The Messerschmidt family history is at least as interesting as the fictional re-telling in Clark's book. In 1956, Clark's mother and father, Veronica and Frigyes Porscht had split up. That year, Veronica and her new boyfriend Leslie Messerschmidt decided to flee Communist Hungary. They left Kathy behind because their journey would have been too dangerous for a three-year-old girl.
"The escaped at night, they had a guide that helped them through a land strewn with mines." They eventually reached Italy, where the young couple boarded a boat for Canada. They arrived in Moncton, where they stayed for one week in army barracks, and then moved to Toronto. There, Leslie worked folding cardboard boxes at a factory.
He saved his money over the next seven years, and shortly before the Messerschmidts sent for Kathy, he opened a mechanic's shop.
Meanwhile, in Hungary, a family friend in the communist government obtained a travel visa for Kathy to come to Canada.

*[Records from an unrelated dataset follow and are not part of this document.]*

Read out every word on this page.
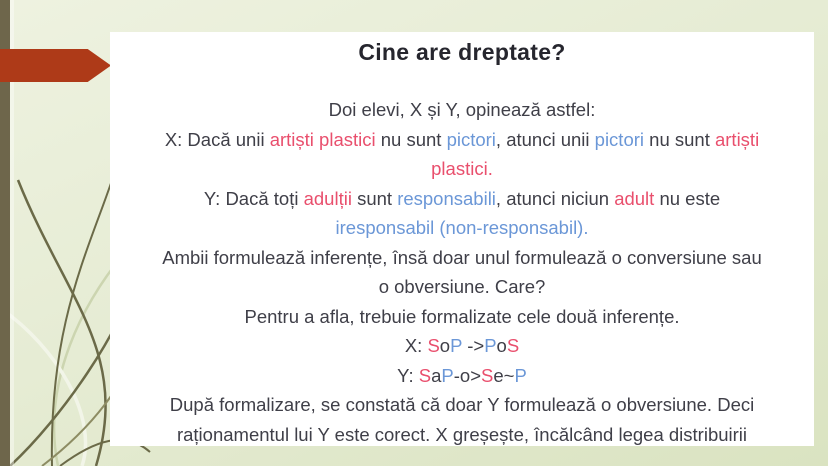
Cine are dreptate?
Doi elevi, X și Y, opinează astfel:
X: Dacă unii artiști plastici nu sunt pictori, atunci unii pictori nu sunt artiști
plastici.
Y: Dacă toți adulții sunt responsabili, atunci niciun adult nu este
iresponsabil (non-responsabil).
Ambii formulează inferențe, însă doar unul formulează o conversiune sau
o obversiune. Care?
Pentru a afla, trebuie formalizate cele două inferențe.
X: SoP ->PoS
Y: SaP-o>Se~P
După formalizare, se constată că doar Y formulează o obversiune. Deci
raționamentul lui Y este corect. X greșește, încălcând legea distribuirii
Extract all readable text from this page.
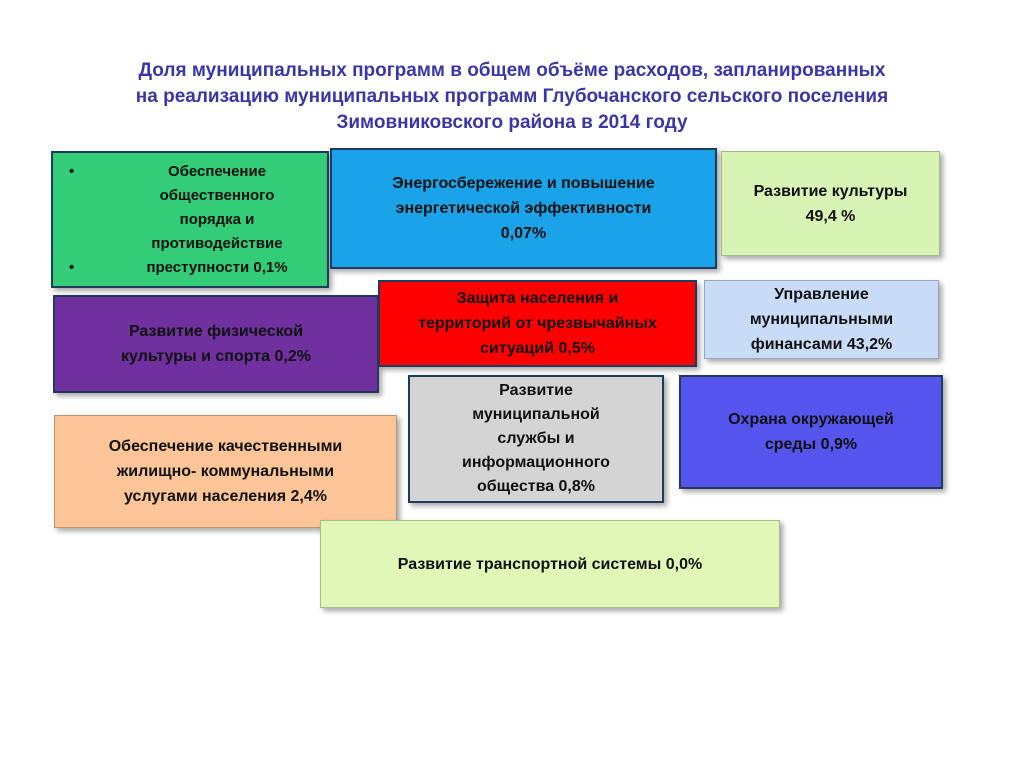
Доля муниципальных программ в общем объёме расходов, запланированных
на реализацию муниципальных программ Глубочанского сельского поселения
Зимовниковского района в 2014 году
•	Обеспечение общественного порядка и противодействие
•	преступности 0,1%
Энергосбережение и повышение
энергетической эффективности
0,07%
Развитие культуры
49,4 %
Развитие физической
культуры и спорта 0,2%
Защита населения и
территорий от чрезвычайных
ситуаций 0,5%
Управление
муниципальными
финансами 43,2%
Развитие
муниципальной
службы и
информационного
общества 0,8%
Охрана окружающей
среды 0,9%
Обеспечение качественными
жилищно- коммунальными
услугами населения 2,4%
Развитие транспортной системы 0,0%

Today, Kathy is a mother of six children, five boys and one girl. She met her birth-father in 2000, after running his name through a computer search engine. She found his name and number in a Budapest phone directory. She phoned him and the pair agreed to meet in the Fall of 2000.
"He met me at the airport. It was exciting." The similarities between the two were startling, said Clark. "He was an artist and we had read all the same books." Clark is in the middle of writing her second children's book, which is also based on her family history. That book tells the story of Clark's mother and aunt, two young Jewish girls who hid in a nunnery during the years of the Second World War. They were hidden in the convent to protect them from Nazi troops rounding up Jews for the concentration camps.
Clark said many of her family were killed in concentration camps during the Second World War. "She and my aunt were hidden in a convent outside Budapest for a couple of years."
At one point German soldiers occupied a house next to the convent. Veronica and her sister played outside in the yard, tossing a ball to one another.
"(The soldiers) would play with them and throw it back and forth."